Early on, Williams trained in classical piano at the Peabody Conservatory. Initial experiences with the traditional pieces led her to Rachmaninov; she took his famous Prelude in C minor to her piano teacher, who chastised her for altering a section. However, he detected her potential: the next week, he brought her Dave Brubeck to play. She figured out his Take Five within a week.

Industry Disappointment

Subsequently, Brubeck refer to Williams "among the finest pianists I have ever heard," and McCoy Tyner was similarly impressed. Williams’ 2004 Grammy-nominated album Live at Yoshi’s, Vol 1, shows her deep immersion in jazz history, plus her trademark playful pianistic wit. Yet, despite her extensive studies to educate herself the genre – first, to the hipper sounds of Coltrane, Miles and Dolphy, before working her way back to Monk and Garner to Fats Waller and James P Johnson – she soon grew disappointed with the jazz world.

After moving from Philadelphia to San Francisco, Williams encountered the great Mary Lou Williams. Inspired by the veteran's advice ("Don’t ever let anyone stop you"), she became a strident, public critic of her scene: of the meagre pay, the jazz "old boys' network," the "jazz hang" – namely smoking and drinking as the main method of getting gigs – and of a profit-driven sector profiting from the work of artists in need.

"I am repeatedly disappointed at the nature of the ‘jazz world’ and its incapacity to coordinate, express, and advocate for a set, any set, of core values," she penned in the liner notes to her 2008 release Deep Monk.
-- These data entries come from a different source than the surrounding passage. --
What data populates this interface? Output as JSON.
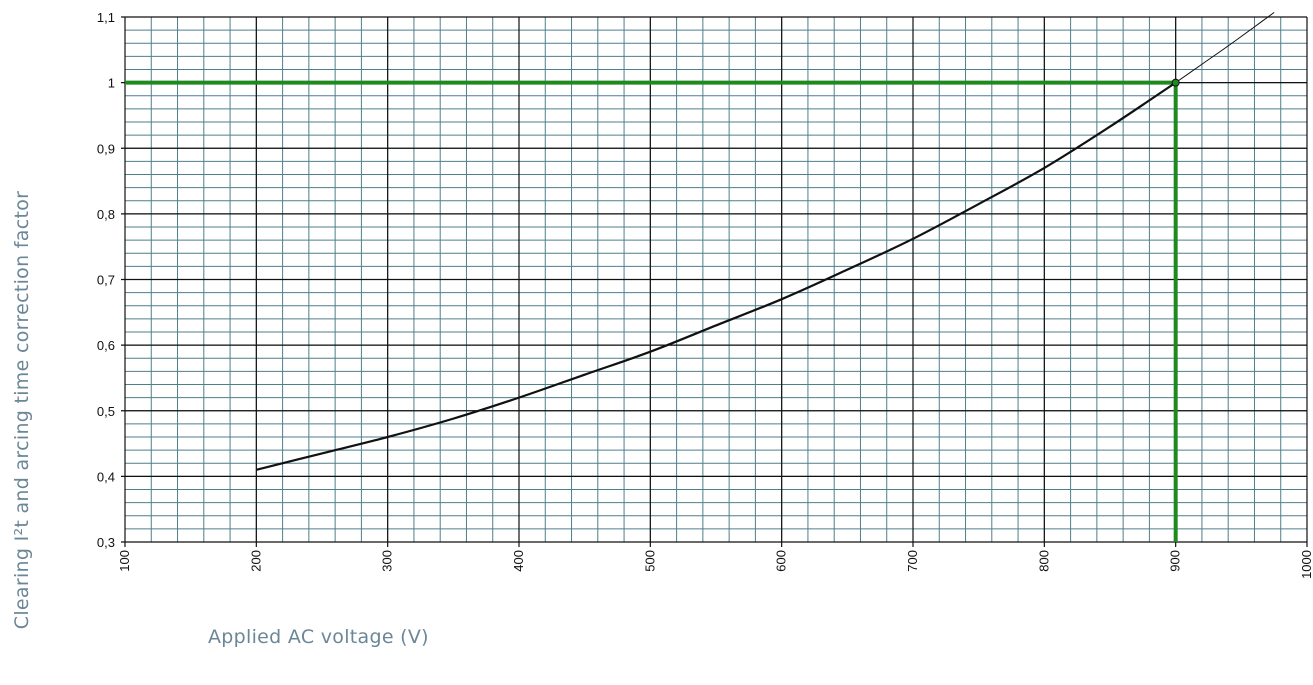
{
  "chart_data": {
    "type": "line",
    "xlabel": "Applied AC voltage (V)",
    "ylabel": "Clearing I²t and arcing time correction factor",
    "xlim": [
      100,
      1000
    ],
    "ylim": [
      0.3,
      1.1
    ],
    "x_ticks": [
      {
        "value": 100,
        "label": "100"
      },
      {
        "value": 200,
        "label": "200"
      },
      {
        "value": 300,
        "label": "300"
      },
      {
        "value": 400,
        "label": "400"
      },
      {
        "value": 500,
        "label": "500"
      },
      {
        "value": 600,
        "label": "600"
      },
      {
        "value": 700,
        "label": "700"
      },
      {
        "value": 800,
        "label": "800"
      },
      {
        "value": 900,
        "label": "900"
      },
      {
        "value": 1000,
        "label": "1000"
      }
    ],
    "y_ticks": [
      {
        "value": 0.3,
        "label": "0,3"
      },
      {
        "value": 0.4,
        "label": "0,4"
      },
      {
        "value": 0.5,
        "label": "0,5"
      },
      {
        "value": 0.6,
        "label": "0,6"
      },
      {
        "value": 0.7,
        "label": "0,7"
      },
      {
        "value": 0.8,
        "label": "0,8"
      },
      {
        "value": 0.9,
        "label": "0,9"
      },
      {
        "value": 1.0,
        "label": "1"
      },
      {
        "value": 1.1,
        "label": "1,1"
      }
    ],
    "minor_x_step": 20,
    "minor_y_step": 0.02,
    "grid": true,
    "series": [
      {
        "color": "#111111",
        "points": [
          [
            200,
            0.41
          ],
          [
            250,
            0.435
          ],
          [
            300,
            0.46
          ],
          [
            350,
            0.488
          ],
          [
            400,
            0.52
          ],
          [
            450,
            0.555
          ],
          [
            500,
            0.59
          ],
          [
            550,
            0.63
          ],
          [
            600,
            0.67
          ],
          [
            650,
            0.715
          ],
          [
            700,
            0.762
          ],
          [
            750,
            0.815
          ],
          [
            800,
            0.87
          ],
          [
            850,
            0.933
          ],
          [
            900,
            1.0
          ]
        ]
      },
      {
        "color": "#111111",
        "style": "thin",
        "points": [
          [
            900,
            1.0
          ],
          [
            920,
            1.028
          ],
          [
            940,
            1.056
          ],
          [
            960,
            1.085
          ],
          [
            975,
            1.107
          ]
        ]
      }
    ],
    "reference": {
      "x": 900,
      "y": 1.0,
      "color": "#1e8a1e"
    },
    "colors": {
      "major_grid": "#111111",
      "minor_grid": "#4f7f8a",
      "label_text": "#6b8797"
    }
  }
}
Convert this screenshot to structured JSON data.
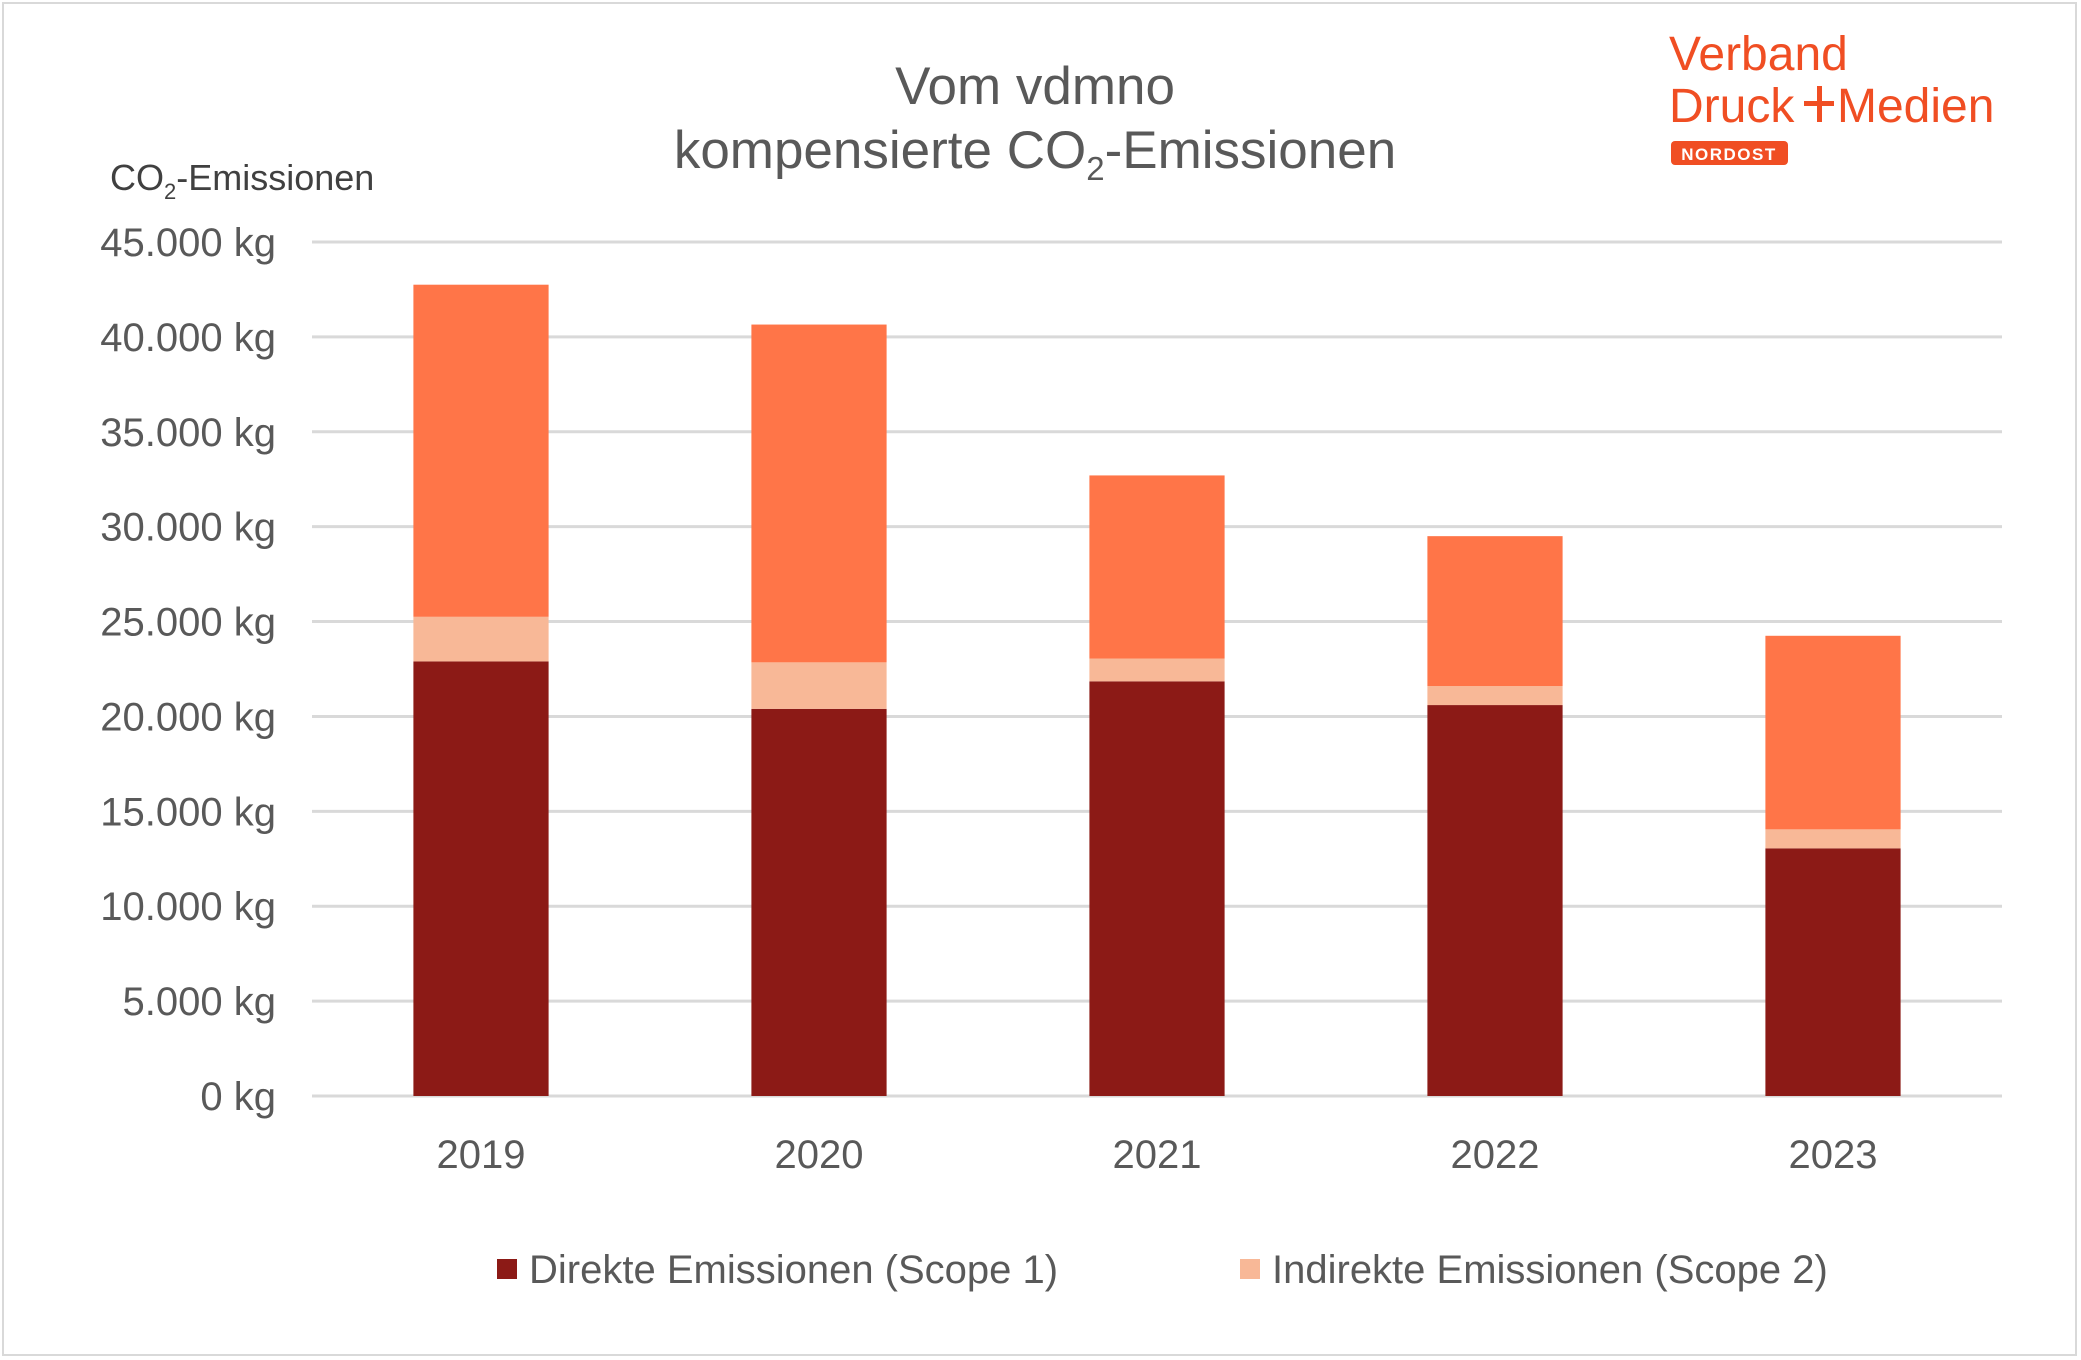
{
  "chart_data": {
    "type": "bar",
    "stacked": true,
    "title": {
      "line1": "Vom vdmno",
      "line2_prefix": "kompensierte CO",
      "line2_subscript": "2",
      "line2_suffix": "-Emissionen"
    },
    "ylabel": {
      "prefix": "CO",
      "subscript": "2",
      "suffix": "-Emissionen"
    },
    "xlabel": "",
    "unit": "kg",
    "ylim": [
      0,
      45000
    ],
    "ytick_step": 5000,
    "yticks": [
      "0 kg",
      "5.000 kg",
      "10.000 kg",
      "15.000 kg",
      "20.000 kg",
      "25.000 kg",
      "30.000 kg",
      "35.000 kg",
      "40.000 kg",
      "45.000 kg"
    ],
    "categories": [
      "2019",
      "2020",
      "2021",
      "2022",
      "2023"
    ],
    "grid": true,
    "legend_position": "bottom",
    "series": [
      {
        "name": "Direkte Emissionen (Scope 1)",
        "color": "#8c1a16",
        "values": [
          22900,
          20400,
          21850,
          20600,
          13050
        ]
      },
      {
        "name": "Indirekte Emissionen (Scope 2)",
        "color": "#f8b897",
        "values": [
          2350,
          2450,
          1200,
          1000,
          1000
        ]
      },
      {
        "name": "",
        "color": "#ff7548",
        "values": [
          17500,
          17800,
          9650,
          7900,
          10200
        ],
        "in_legend": false
      }
    ]
  },
  "logo": {
    "line1": "Verband",
    "line2_left": "Druck",
    "line2_right": "Medien",
    "badge": "NORDOST",
    "color": "#f04e23"
  }
}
Similarly, the writing on her blog was eclectic, unflinching, decidedly ideological and feminist, though she seldom talked about her experiences as a transgender woman. As one critic noted: "To add to the sexism … that chased her from her chosen artistic field for a period, imagine what kind of terrible treatment she must have faced as a trans woman in the jazz scene of the early 80s."

A Journey of Independence

Her professional path evolved into self-sufficiency. Subsequent to a stint in the active Bay Area scene, she lived in smaller cities such as Sacramento and Santa Cruz, making a home in Portland in 1991, and later moving smaller still, to Yakima, Washington State, in the 2010s. Williams saw early on the immense possibilities of the internet

Misty Weaver
Misty Weaver

Renewable energy expert and solar technology analyst with over a decade of experience in sustainable energy solutions.